MOSCOW, October 24 (RAPSI) - The Tverskoy District Court in Moscow refused to hear a lawsuit filed by US citizen Arkadi Gontmakher, who was acquitted earlier in a Kamchatka crab smuggling case. The suit was filed against the Russian Finance Ministry for compensation of over 200 million rubles ($4.7 mln) in damages, the court told RAPSI on Friday.
Gontmakher’s representative said his client’s company incurred losses due to his inability to manage the operation while under arrest. A representative of the Finance Ministry responded that the businessman’s claim was groundless because no evidence of the relationship between the company’s losses and the prosecution of Gontmakher was presented. The court will issue a statement regarding its decision to not hear the case.
The investigation found that the international organized crime group that operated in the Far East in 2006 and 2007 and was involved in crab smuggling caused Russia damages of approximately 11.5 billion rubles ($274 mln). The prosecution claimed that in 2007, the criminal group poached over 9 million kg of crab worth about $58 million.

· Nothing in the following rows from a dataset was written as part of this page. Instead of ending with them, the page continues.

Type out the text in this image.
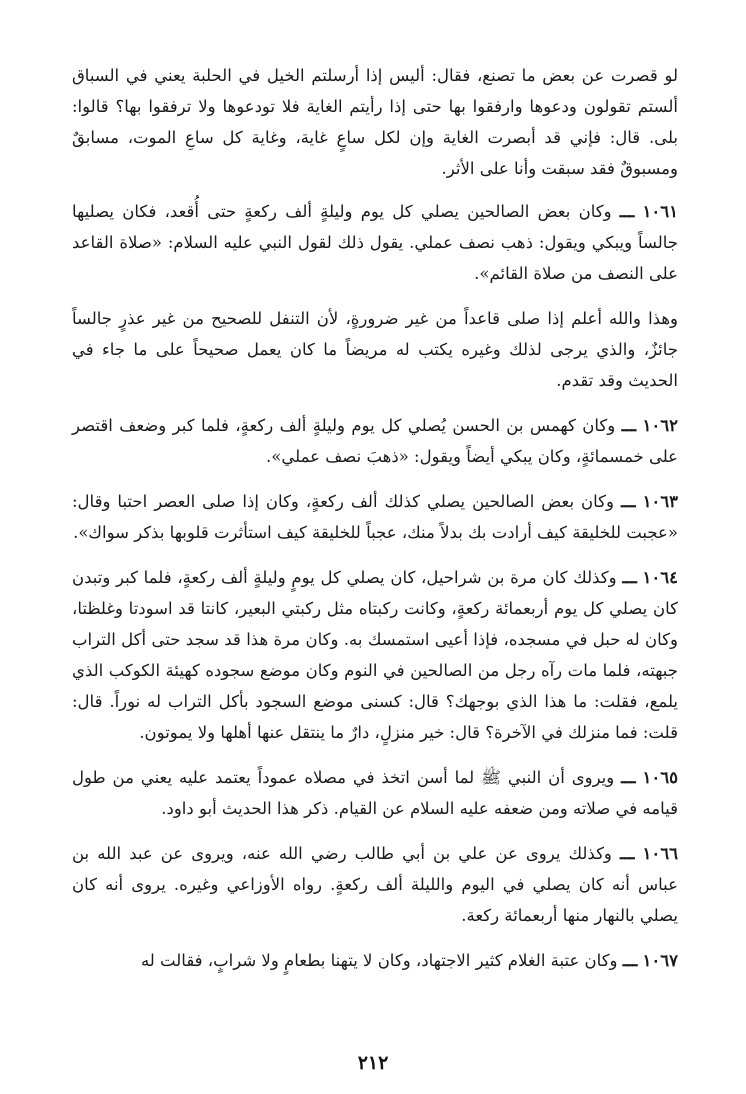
لو قصرت عن بعض ما تصنع، فقال: أليس إذا أرسلتم الخيل في الحلبة يعني في السباق ألستم تقولون ودعوها وارفقوا بها حتى إذا رأيتم الغاية فلا تودعوها ولا ترفقوا بها؟ قالوا: بلى. قال: فإني قد أبصرت الغاية وإن لكل ساعٍ غاية، وغاية كل ساعِ الموت، مسابقٌ ومسبوقٌ فقد سبقت وأنا على الأثر.

١٠٦١ ـــ وكان بعض الصالحين يصلي كل يوم وليلةٍ ألف ركعةٍ حتى أُقعد، فكان يصليها جالساً ويبكي ويقول: ذهب نصف عملي. يقول ذلك لقول النبي عليه السلام: «صلاة القاعد على النصف من صلاة القائم».

وهذا والله أعلم إذا صلى قاعداً من غير ضرورةٍ، لأن التنفل للصحيح من غير عذرٍ جالساً جائزٌ، والذي يرجى لذلك وغيره يكتب له مريضاً ما كان يعمل صحيحاً على ما جاء في الحديث وقد تقدم.

١٠٦٢ ـــ وكان كهمس بن الحسن يُصلي كل يوم وليلةٍ ألف ركعةٍ، فلما كبر وضعف اقتصر على خمسمائةٍ، وكان يبكي أيضاً ويقول: «ذهبَ نصف عملي».

١٠٦٣ ـــ وكان بعض الصالحين يصلي كذلك ألف ركعةٍ، وكان إذا صلى العصر احتبا وقال: «عجبت للخليقة كيف أرادت بك بدلاً منك، عجباً للخليقة كيف استأثرت قلوبها بذكر سواك».

١٠٦٤ ـــ وكذلك كان مرة بن شراحيل، كان يصلي كل يومٍ وليلةٍ ألف ركعةٍ، فلما كبر وتبدن كان يصلي كل يوم أربعمائة ركعةٍ، وكانت ركبتاه مثل ركبتي البعير، كانتا قد اسودتا وغلظتا، وكان له حبل في مسجده، فإذا أعيى استمسك به. وكان مرة هذا قد سجد حتى أكل التراب جبهته، فلما مات رآه رجل من الصالحين في النوم وكان موضع سجوده كهيئة الكوكب الذي يلمع، فقلت: ما هذا الذي بوجهك؟ قال: كسنى موضع السجود بأكل التراب له نوراً. قال: قلت: فما منزلك في الآخرة؟ قال: خير منزلٍ، دارٌ ما ينتقل عنها أهلها ولا يموتون.

١٠٦٥ ـــ ويروى أن النبي ﷺ لما أسن اتخذ في مصلاه عموداً يعتمد عليه يعني من طول قيامه في صلاته ومن ضعفه عليه السلام عن القيام. ذكر هذا الحديث أبو داود.

١٠٦٦ ـــ وكذلك يروى عن علي بن أبي طالب رضي الله عنه، ويروى عن عبد الله بن عباس أنه كان يصلي في اليوم والليلة ألف ركعةٍ. رواه الأوزاعي وغيره. يروى أنه كان يصلي بالنهار منها أربعمائة ركعة.

١٠٦٧ ـــ وكان عتبة الغلام كثير الاجتهاد، وكان لا يتهنا بطعامٍ ولا شرابٍ، فقالت له

٢١٢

The group, according to the prosecution, vastly exceeded the legal quotas on king crab harvesting from Russia’s continental shelf and the exclusive economic zone in the Far East’s waters. The crab products were delivered to Busan, South Korea, where they were provided with documents and imported to the US as “legal.” The funds recovered from the sale were allegedly spent on further crime ring activity.